BACKGROUND: Natalizumab (NTZ), a monoclonal antibody to human α4β1/β7 integrin, is an effective therapy for multiple sclerosis (MS), albeit associated with progressive multifocal leukoencephalopathy (PML). Clinicians have been extending the dose of infusions with a hypothesis of reducing PML risk. The aim of the study is to evaluate the clinical consequences of reducing NTZ frequency of infusion up to 8 weeks 5 days.

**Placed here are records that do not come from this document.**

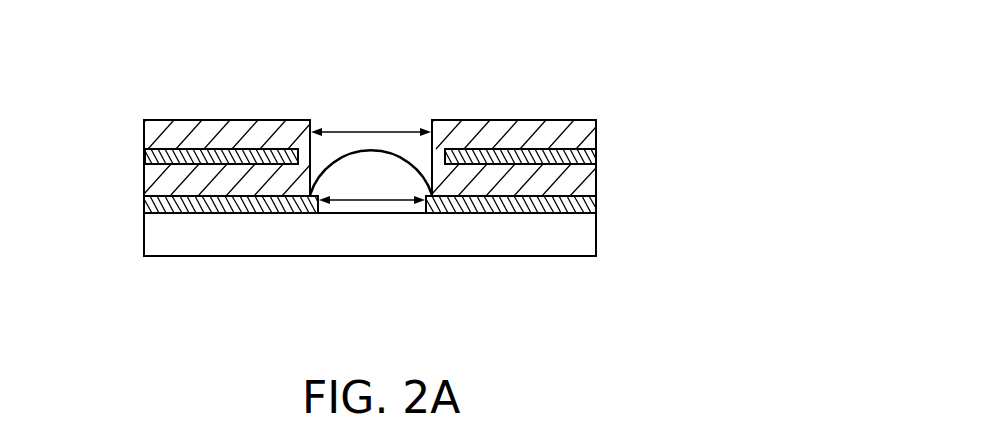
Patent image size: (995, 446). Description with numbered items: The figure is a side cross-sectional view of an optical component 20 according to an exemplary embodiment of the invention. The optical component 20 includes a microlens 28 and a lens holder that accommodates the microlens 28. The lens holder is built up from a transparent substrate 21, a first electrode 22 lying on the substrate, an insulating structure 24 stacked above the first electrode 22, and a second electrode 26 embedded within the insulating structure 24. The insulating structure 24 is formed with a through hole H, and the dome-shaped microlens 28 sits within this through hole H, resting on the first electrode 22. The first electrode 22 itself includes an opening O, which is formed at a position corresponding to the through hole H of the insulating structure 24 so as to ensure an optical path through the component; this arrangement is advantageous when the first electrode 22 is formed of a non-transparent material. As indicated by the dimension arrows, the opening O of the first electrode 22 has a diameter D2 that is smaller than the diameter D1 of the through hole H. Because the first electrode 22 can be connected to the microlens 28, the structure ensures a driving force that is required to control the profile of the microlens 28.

The optical component 20 is at (372, 159).
The transparent substrate 21 is at (588, 247).
The first electrode 22 is at (596, 203).
The insulating structure 24 is at (148, 183).
The second electrode 26 is at (596, 157).
The microlens 28 is at (360, 150).
The through hole H is at (328, 110).
The opening O is at (410, 208).
The diameter of through hole D1 is at (371, 119).
The diameter of opening D2 is at (355, 203).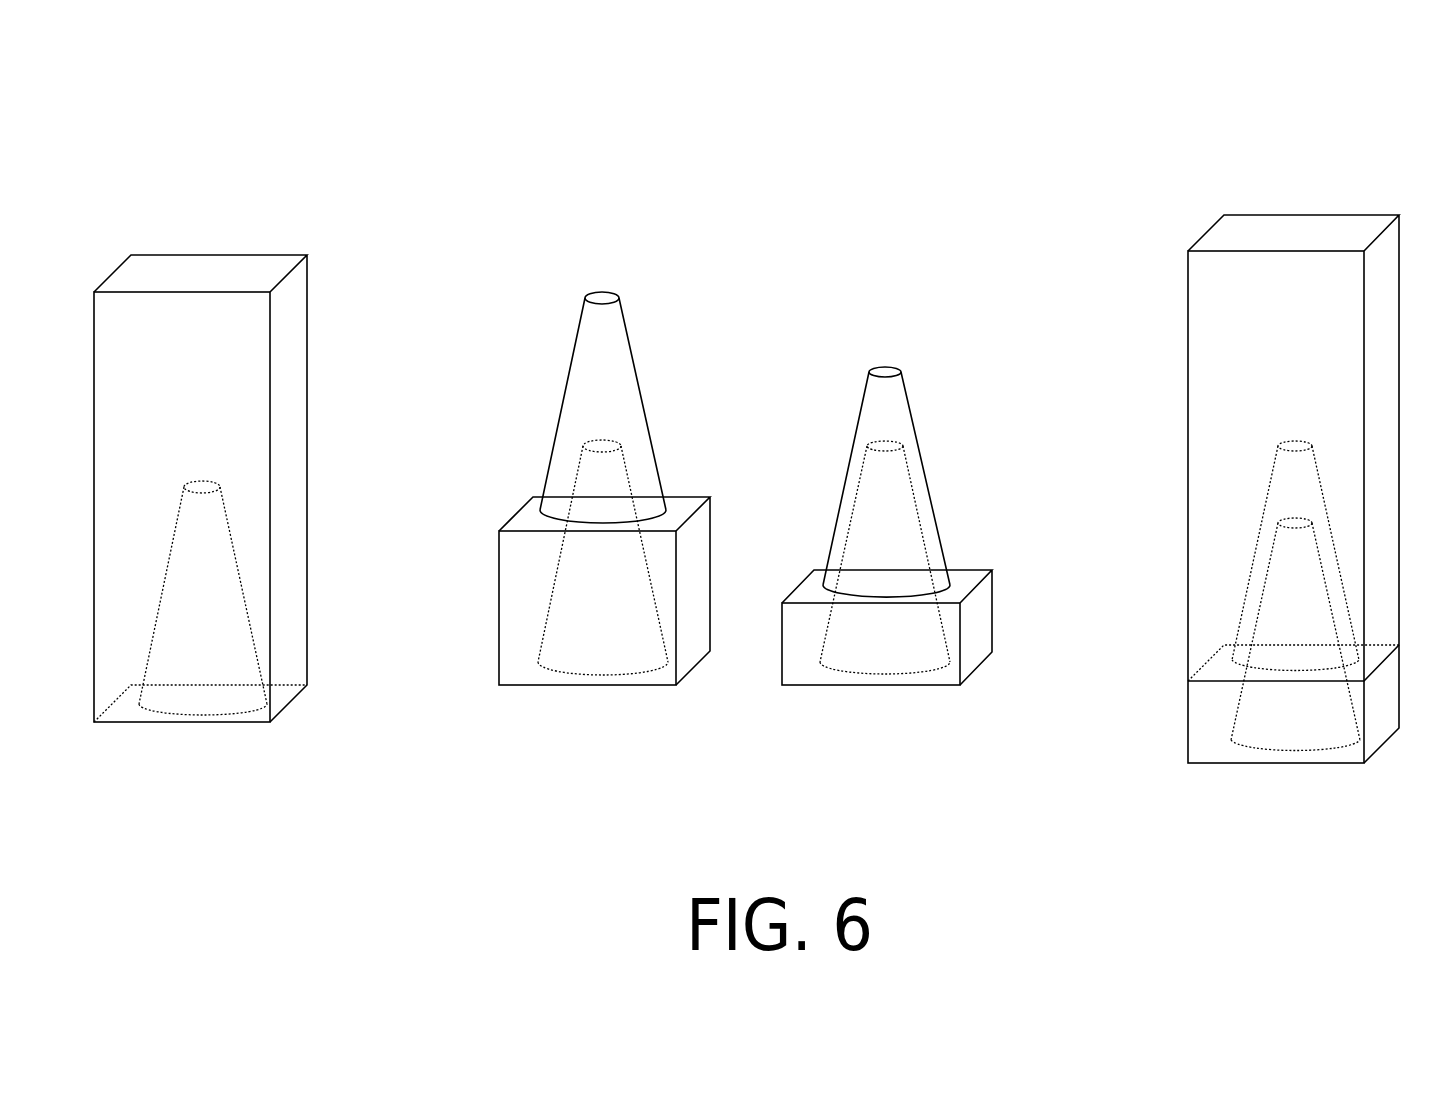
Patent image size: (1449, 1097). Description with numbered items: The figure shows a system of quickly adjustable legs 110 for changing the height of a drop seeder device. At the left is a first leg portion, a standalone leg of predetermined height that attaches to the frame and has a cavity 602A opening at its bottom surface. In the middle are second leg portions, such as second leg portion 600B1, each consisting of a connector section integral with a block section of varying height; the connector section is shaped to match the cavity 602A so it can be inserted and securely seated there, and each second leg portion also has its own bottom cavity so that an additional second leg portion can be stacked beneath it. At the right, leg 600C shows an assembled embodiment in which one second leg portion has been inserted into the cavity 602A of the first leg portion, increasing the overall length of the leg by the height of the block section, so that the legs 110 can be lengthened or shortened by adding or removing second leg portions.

The quickly adjustable legs 110 is at (1223, 107).
The cavity 602A is at (215, 718).
The second leg portion 600B1 is at (524, 746).
The leg 600C is at (1207, 813).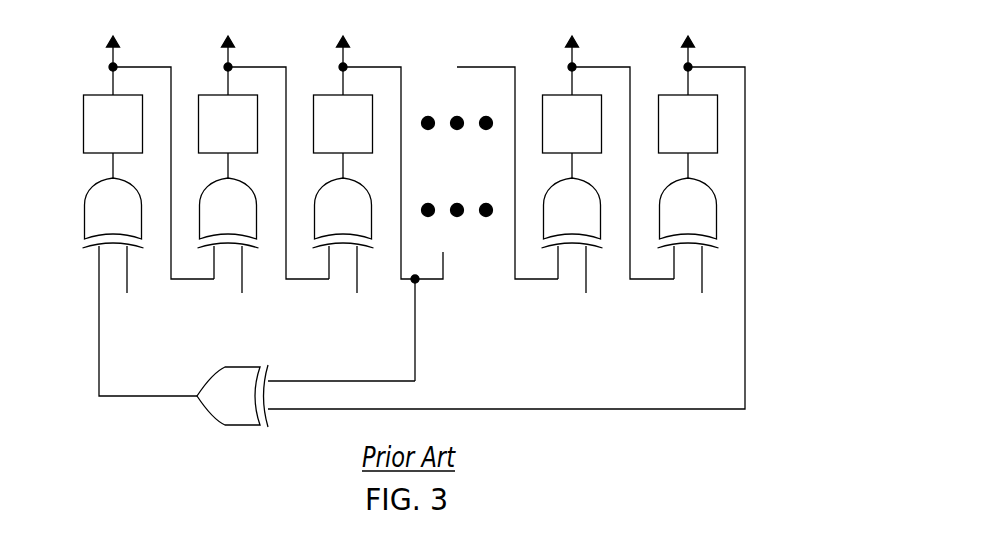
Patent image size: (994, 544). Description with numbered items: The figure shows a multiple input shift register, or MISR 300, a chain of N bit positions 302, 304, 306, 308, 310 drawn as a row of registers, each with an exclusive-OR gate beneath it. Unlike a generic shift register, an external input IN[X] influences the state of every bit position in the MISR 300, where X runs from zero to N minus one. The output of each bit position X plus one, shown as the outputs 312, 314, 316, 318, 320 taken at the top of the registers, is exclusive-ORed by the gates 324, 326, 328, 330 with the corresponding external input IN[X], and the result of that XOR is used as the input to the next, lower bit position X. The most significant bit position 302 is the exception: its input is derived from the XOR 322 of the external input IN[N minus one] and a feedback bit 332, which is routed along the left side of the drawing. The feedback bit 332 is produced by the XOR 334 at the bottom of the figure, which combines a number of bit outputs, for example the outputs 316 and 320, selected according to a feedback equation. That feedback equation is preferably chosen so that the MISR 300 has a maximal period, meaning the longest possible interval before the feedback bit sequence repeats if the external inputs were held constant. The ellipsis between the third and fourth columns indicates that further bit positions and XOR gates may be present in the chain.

The multiple input shift register 300 is at (444, 266).
The most significant bit position 302 is at (96, 136).
The bit position 304 is at (211, 136).
The bit position 306 is at (326, 136).
The bit position 308 is at (555, 136).
The bit position 310 is at (671, 136).
The bit position output 312 is at (110, 81).
The bit position output 314 is at (225, 81).
The bit position output 316 is at (340, 81).
The bit position output 318 is at (569, 81).
The bit position output 320 is at (685, 81).
The XOR 322 is at (96, 231).
The XOR 324 is at (211, 231).
The XOR 326 is at (326, 231).
The XOR 328 is at (555, 231).
The XOR 330 is at (671, 231).
The feedback bit 332 is at (99, 381).
The XOR 334 is at (216, 407).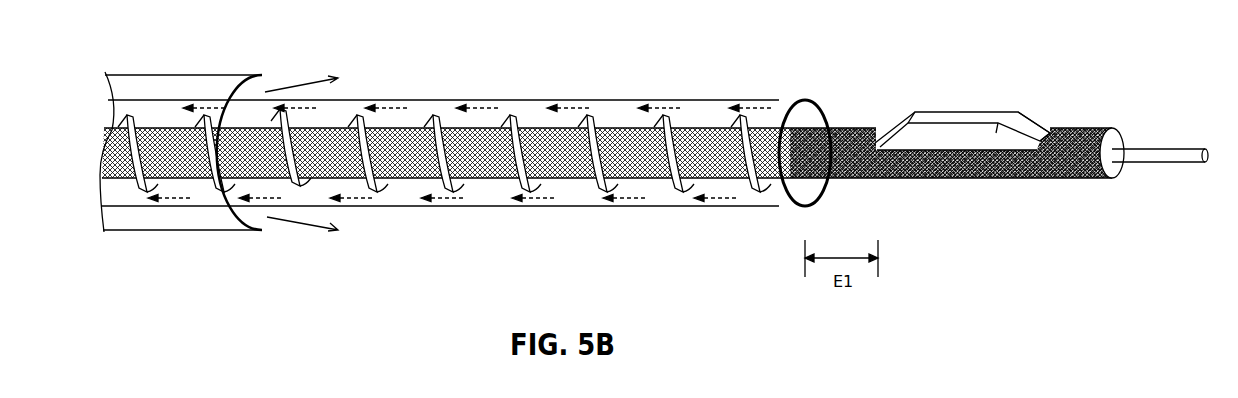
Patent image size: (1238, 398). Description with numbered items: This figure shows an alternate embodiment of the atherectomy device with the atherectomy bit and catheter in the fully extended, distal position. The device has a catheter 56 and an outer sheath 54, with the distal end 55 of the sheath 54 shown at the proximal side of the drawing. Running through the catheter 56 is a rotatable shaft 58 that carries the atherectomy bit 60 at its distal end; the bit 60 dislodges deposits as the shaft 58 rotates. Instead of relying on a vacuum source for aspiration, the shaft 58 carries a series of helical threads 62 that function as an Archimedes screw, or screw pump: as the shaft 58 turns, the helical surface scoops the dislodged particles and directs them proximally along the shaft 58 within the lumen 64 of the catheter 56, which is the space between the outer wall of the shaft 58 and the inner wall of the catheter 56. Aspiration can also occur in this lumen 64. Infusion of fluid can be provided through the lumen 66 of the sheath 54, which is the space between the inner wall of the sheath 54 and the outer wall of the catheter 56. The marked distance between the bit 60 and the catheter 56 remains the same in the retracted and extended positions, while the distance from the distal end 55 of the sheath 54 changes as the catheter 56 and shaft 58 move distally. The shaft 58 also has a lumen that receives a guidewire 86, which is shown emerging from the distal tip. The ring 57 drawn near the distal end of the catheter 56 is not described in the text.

METHODS: A retrospective chart review in 9 MS centres was performed in order to identify patients treated with extended interval dosing (EID) regimens of NTZ. Patients were stratified into 3 groups based on EID NTZ treatment schedule in individual centres: early extended dosing (EED; n=249) every 4 weeks 3 days to 6 weeks 6 days; late extended dosing (LED; n=274) every 7 weeks to 8 weeks 5 days; variable extended dosing (n=382) alternating between EED and LED. These groups were compared with patients on standard interval dosing (SID; n=1093) every 4 weeks.

RESULTS: 17% of patients on SID had new T2 lesions compared with 14% in EID (p=0.02); 7% of patients had enhancing T1 lesions in SID compared with 9% in EID (p=0.08); annualised relapse rate was 0.14 in the SID group, and 0.09 in the EID group. No evidence of clinical or radiographic disease activity was observed in 62% of SID and 61% of EID patients (p=0.83). No cases of PML were observed in EID group compared with 4 cases in SID cohort.

CONCLUSIONS: Dosing intervals up to 8 weeks 5 days did not diminish effectiveness of NTZ therapy. Further monitoring is ongoing to evaluate if the risk of PML is reduced in patients on EID.